Retired Monk - "Ideology is a disease"
are banks really allowed to loan out money that they don't have ?
isn't that like printing your own money ?
are banks really allowed to loan out money that they don't have ?
isn't that like printing your own money ?
poly replies: It's called fractional reserve banking. They have to have a fraction of the amount of money they issue as loans as assets or deposits. If you deposit $100 bucks, banksters can loan out nearly $1,000. The money is simply credited to the borrowers account. Created out of thin air..The Fed makes sure there are enough bank notes printed to cover it.
If bank loans./liabilities exceed ten times their assets, they are declared insolvent.
Nearly the entire money supply is created through debt public and private. It's been done that way ever since the creation of the Bank of England by private shareholders under a charter from the Crown.
If all debt were repaid, the money supply would disappear. Problem:... banks inject money into the economy equal to the principle of the loan. The interest amounts aren't injected into the money supply. There is a shortfall. Unless new loans are continually made, the circulating money supply will shrink and ultimately disappear.. It's called depression.

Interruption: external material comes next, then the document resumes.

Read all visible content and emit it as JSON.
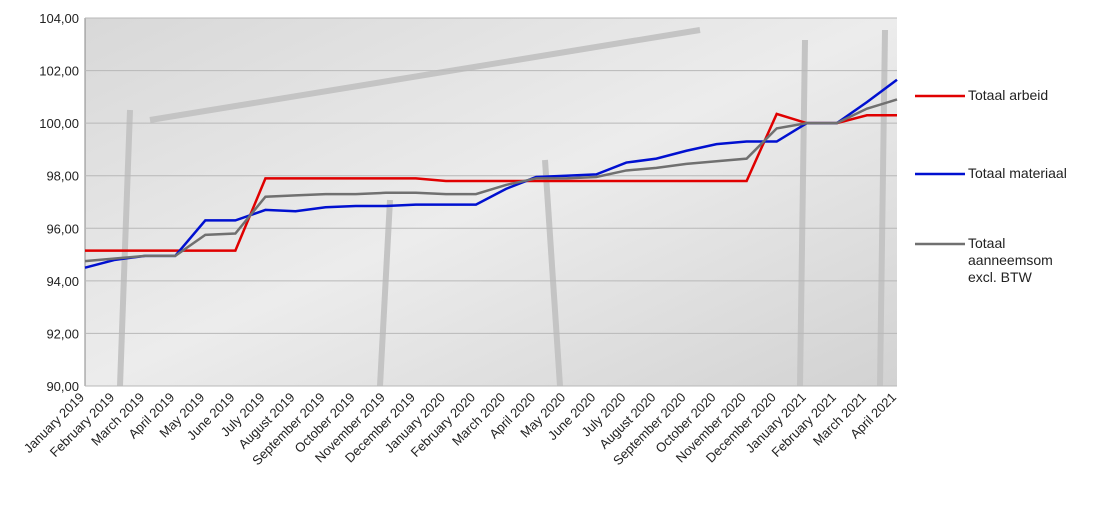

Prior to fractional reserve borrowing, ,governments simply spent money into existence for domestic use. England, in one of its most prosperous periods, used notched sticks. "Chits".

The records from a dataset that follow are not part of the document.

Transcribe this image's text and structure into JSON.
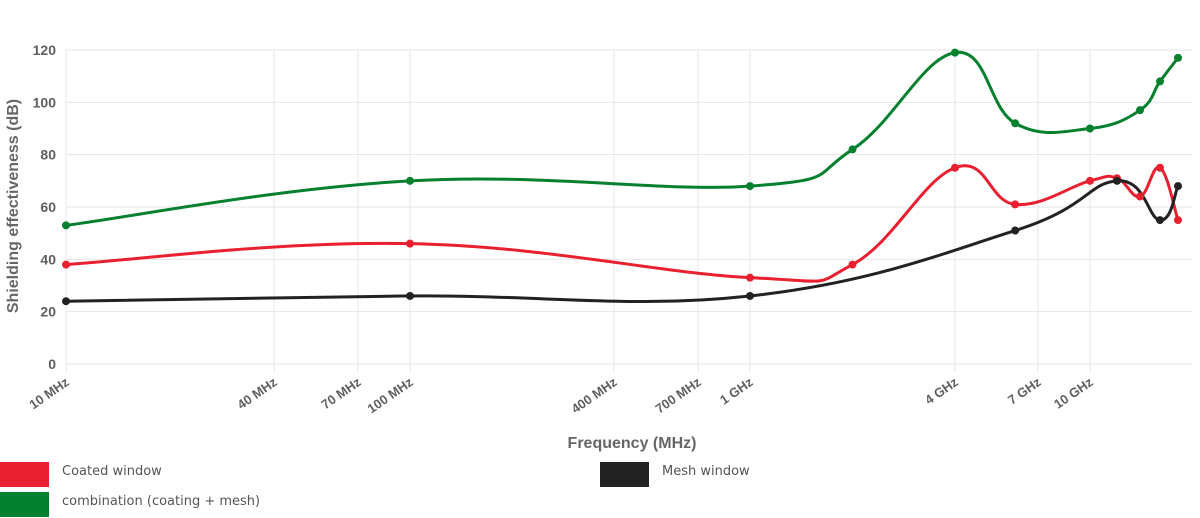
{
  "chart_data": {
    "type": "line",
    "xlabel": "Frequency (MHz)",
    "ylabel": "Shielding effectiveness (dB)",
    "ylim": [
      0,
      120
    ],
    "yticks": [
      0,
      20,
      40,
      60,
      80,
      100,
      120
    ],
    "x_scale": "log",
    "xlim": [
      10,
      50000
    ],
    "grid": true,
    "legend_position": "bottom",
    "xticks": [
      {
        "value": 10,
        "label": "10 MHz"
      },
      {
        "value": 40,
        "label": "40 MHz"
      },
      {
        "value": 70,
        "label": "70 MHz"
      },
      {
        "value": 100,
        "label": "100 MHz"
      },
      {
        "value": 400,
        "label": "400 MHz"
      },
      {
        "value": 700,
        "label": "700 MHz"
      },
      {
        "value": 1000,
        "label": "1 GHz"
      },
      {
        "value": 4000,
        "label": "4 GHz"
      },
      {
        "value": 7000,
        "label": "7 GHz"
      },
      {
        "value": 10000,
        "label": "10 GHz"
      }
    ],
    "series": [
      {
        "name": "Coated window",
        "color": "#e8202f",
        "x": [
          10,
          100,
          1000,
          2000,
          4000,
          6000,
          10000,
          12000,
          14000,
          16000,
          18000
        ],
        "y": [
          38,
          46,
          33,
          38,
          75,
          61,
          70,
          71,
          64,
          75,
          55
        ]
      },
      {
        "name": "Mesh window",
        "color": "#222222",
        "x": [
          10,
          100,
          1000,
          6000,
          12000,
          16000,
          18000
        ],
        "y": [
          24,
          26,
          26,
          51,
          70,
          55,
          68
        ]
      },
      {
        "name": "combination (coating + mesh)",
        "color": "#05802f",
        "x": [
          10,
          100,
          1000,
          2000,
          4000,
          6000,
          10000,
          14000,
          16000,
          18000
        ],
        "y": [
          53,
          70,
          68,
          82,
          119,
          92,
          90,
          97,
          108,
          117
        ]
      }
    ]
  }
}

Ancient Egypt used mainly copper coins. The Pharoahs owned the copper mines.
Anything can be used as money and simply spent into the economy as long as it doesn't exceed the productive capacity of the country. (Borrowing not required)

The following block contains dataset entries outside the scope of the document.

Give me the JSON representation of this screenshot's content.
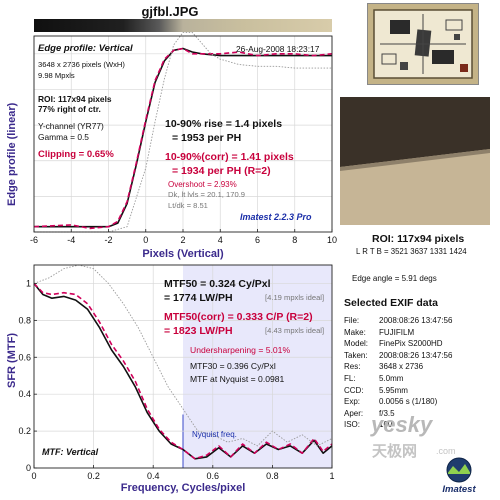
{
  "image_title": "gjfbl.JPG",
  "edge_panel": {
    "title": "Edge profile: Vertical",
    "datetime": "26-Aug-2008 18:23:17",
    "dims": "3648 x 2736 pixels (WxH)",
    "mpxls": "9.98 Mpxls",
    "roi": "ROI: 117x94 pixels",
    "roi_pos": "77% right of ctr.",
    "channel": "Y-channel (YR77)",
    "gamma": "Gamma = 0.5",
    "clipping_label": "Clipping =",
    "clipping_value": "0.65%",
    "rise_line1": "10-90% rise = 1.4 pixels",
    "rise_line2": "= 1953 per PH",
    "corr_line1": "10-90%(corr) = 1.41 pixels",
    "corr_line2": "= 1934 per PH (R=2)",
    "overshoot": "Overshoot = 2.93%",
    "dk_lt_lvls": "Dk, lt lvls = 20.1, 170.9",
    "lt_dk": "Lt/dk = 8.51",
    "imatest": "Imatest 2.2.3 Pro"
  },
  "mtf_panel": {
    "mtf50_line1": "MTF50 = 0.324 Cy/Pxl",
    "mtf50_line2": "= 1774 LW/PH",
    "mtf50_ideal": "[4.19 mpxls ideal]",
    "corr_line1": "MTF50(corr) = 0.333 C/P (R=2)",
    "corr_line2": "= 1823 LW/PH",
    "corr_ideal": "[4.43 mpxls ideal]",
    "undersharpening": "Undersharpening = 5.01%",
    "mtf30": "MTF30 = 0.396 Cy/Pxl",
    "mtf_nyquist": "MTF at Nyquist = 0.0981",
    "nyquist_label": "Nyquist freq.",
    "caption": "MTF: Vertical"
  },
  "side": {
    "roi_title": "ROI: 117x94 pixels",
    "lrtb": "L R T B = 3521 3637 1331 1424",
    "edge_angle": "Edge angle = 5.91 degs",
    "exif_title": "Selected EXIF data",
    "exif": [
      {
        "k": "File:",
        "v": "2008:08:26 13:47:56"
      },
      {
        "k": "Make:",
        "v": "FUJIFILM"
      },
      {
        "k": "Model:",
        "v": "FinePix S2000HD"
      },
      {
        "k": "Taken:",
        "v": "2008:08:26 13:47:56"
      },
      {
        "k": "Res:",
        "v": "3648 x 2736"
      },
      {
        "k": "FL:",
        "v": "5.0mm"
      },
      {
        "k": "CCD:",
        "v": "5.95mm"
      },
      {
        "k": "Exp:",
        "v": "0.0056 s (1/180)"
      },
      {
        "k": "Aper:",
        "v": "f/3.5"
      },
      {
        "k": "ISO:",
        "v": "100"
      }
    ],
    "logo_text": "Imatest",
    "watermark_site": "yesky",
    "watermark_cn": "天极网",
    "watermark_com": ".com"
  },
  "colors": {
    "axis_label": "#3b2a8c",
    "red": "#c8003c",
    "blue": "#1a2ea8"
  },
  "chart_data": [
    {
      "type": "line",
      "xlabel": "Pixels (Vertical)",
      "ylabel": "Edge profile (linear)",
      "xlim": [
        -6,
        10
      ],
      "ylim": [
        0,
        1.1
      ],
      "xticks": [
        -6,
        -4,
        -2,
        0,
        2,
        4,
        6,
        8,
        10
      ],
      "grid": true,
      "series": [
        {
          "style": "black-solid",
          "x": [
            -6,
            -4,
            -3,
            -2,
            -1.5,
            -1,
            -0.5,
            0,
            0.5,
            1,
            1.5,
            2,
            2.5,
            3,
            4,
            5,
            6,
            7,
            8,
            9,
            10
          ],
          "y": [
            0.03,
            0.03,
            0.03,
            0.03,
            0.05,
            0.16,
            0.38,
            0.62,
            0.84,
            0.96,
            1.02,
            1.03,
            1.01,
            1.0,
            0.99,
            0.99,
            0.99,
            0.99,
            0.99,
            0.99,
            0.99
          ]
        },
        {
          "style": "red-dashed",
          "x": [
            -6,
            -4,
            -3,
            -2,
            -1.5,
            -1,
            -0.5,
            0,
            0.5,
            1,
            1.5,
            2,
            2.5,
            3,
            4,
            5,
            6,
            7,
            8,
            9,
            10
          ],
          "y": [
            0.03,
            0.04,
            0.02,
            0.03,
            0.06,
            0.17,
            0.39,
            0.63,
            0.85,
            0.97,
            1.02,
            1.03,
            1.0,
            1.0,
            1.0,
            1.01,
            0.99,
            1.0,
            1.0,
            0.99,
            1.0
          ]
        },
        {
          "style": "gray-dotted",
          "x": [
            -6,
            -4,
            -2,
            -1,
            0,
            0.5,
            1,
            1.5,
            2,
            2.5,
            3,
            3.5,
            4,
            5,
            6,
            7,
            8,
            9,
            10
          ],
          "y": [
            0.0,
            0.0,
            0.0,
            0.03,
            0.36,
            0.62,
            0.86,
            1.05,
            1.12,
            1.12,
            1.06,
            1.0,
            0.97,
            0.94,
            0.93,
            0.93,
            0.92,
            0.92,
            0.92
          ]
        }
      ]
    },
    {
      "type": "line",
      "xlabel": "Frequency, Cycles/pixel",
      "ylabel": "SFR (MTF)",
      "xlim": [
        0,
        1
      ],
      "ylim": [
        0,
        1.1
      ],
      "xticks": [
        0,
        0.2,
        0.4,
        0.6,
        0.8,
        1
      ],
      "yticks": [
        0,
        0.2,
        0.4,
        0.6,
        0.8,
        1
      ],
      "grid": true,
      "nyquist": 0.5,
      "series": [
        {
          "style": "black-solid",
          "x": [
            0,
            0.03,
            0.06,
            0.1,
            0.14,
            0.18,
            0.22,
            0.26,
            0.3,
            0.34,
            0.38,
            0.42,
            0.46,
            0.5,
            0.54,
            0.58,
            0.62,
            0.66,
            0.7,
            0.74,
            0.78,
            0.82,
            0.86,
            0.9,
            0.94,
            0.97,
            1.0
          ],
          "y": [
            1.0,
            0.94,
            0.92,
            0.93,
            0.91,
            0.86,
            0.76,
            0.64,
            0.55,
            0.44,
            0.3,
            0.2,
            0.13,
            0.1,
            0.05,
            0.06,
            0.11,
            0.06,
            0.12,
            0.08,
            0.13,
            0.1,
            0.12,
            0.08,
            0.15,
            0.08,
            0.12
          ]
        },
        {
          "style": "red-dashed",
          "x": [
            0,
            0.03,
            0.06,
            0.1,
            0.14,
            0.18,
            0.22,
            0.26,
            0.3,
            0.34,
            0.38,
            0.42,
            0.46,
            0.5,
            0.54,
            0.58,
            0.62,
            0.66,
            0.7,
            0.74,
            0.78,
            0.82,
            0.86,
            0.9,
            0.94,
            0.97,
            1.0
          ],
          "y": [
            1.0,
            0.95,
            0.94,
            0.95,
            0.94,
            0.89,
            0.79,
            0.67,
            0.58,
            0.47,
            0.32,
            0.21,
            0.14,
            0.1,
            0.05,
            0.07,
            0.12,
            0.06,
            0.13,
            0.08,
            0.14,
            0.1,
            0.13,
            0.08,
            0.16,
            0.09,
            0.13
          ]
        },
        {
          "style": "gray-dotted",
          "x": [
            0,
            0.05,
            0.1,
            0.15,
            0.2,
            0.25,
            0.3,
            0.35,
            0.4,
            0.45,
            0.5,
            0.55,
            0.6,
            0.65,
            0.7,
            0.75,
            0.8,
            0.85,
            0.9,
            0.95,
            1.0
          ],
          "y": [
            1.0,
            1.03,
            1.08,
            1.1,
            1.08,
            1.0,
            0.89,
            0.76,
            0.6,
            0.44,
            0.32,
            0.2,
            0.18,
            0.14,
            0.16,
            0.12,
            0.2,
            0.14,
            0.18,
            0.12,
            0.16
          ]
        }
      ]
    }
  ]
}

Spain ran into too much money relative to its productive capacity. Spain issued too many gold coins relative to the nation's ability to produce goods and services. Rampant inflation developed...from GOLD!
The U.S. government can simply create and spend money into existence (Constitutionally) As long it doesn't exceed the nation's productive capacity, there is no inflation..
when there is idle capacity, as now, it can simply create and spend money to utilize the idle capacity. When there is no idle capacity, it has to rely on taxes. It then has to utilize the existing money supply..
To simply spend money into existence when beneficial and necessary would require changing the current imploding financial structure that was begun with the Bank of England. The Constitutional authority to do that has been in place since the nation's inception. It's just a matter of the political will to excercise it. Banksters would yell "foul" from every roof top.There favored debt is sovereign debt.
The idea that private banks can create money out of thin air...and governments can't, is a self-perpetuating scam. History contradicts the scam job.
Retired Monk - "Ideology is a disease"
.
When the Jubilee is needed, the debts will be renegotiated and social cohesion will count for more than bank accounts. We are caught up in metaphysical madness where money has replaced economy and society is a subset of trade. It cannot work.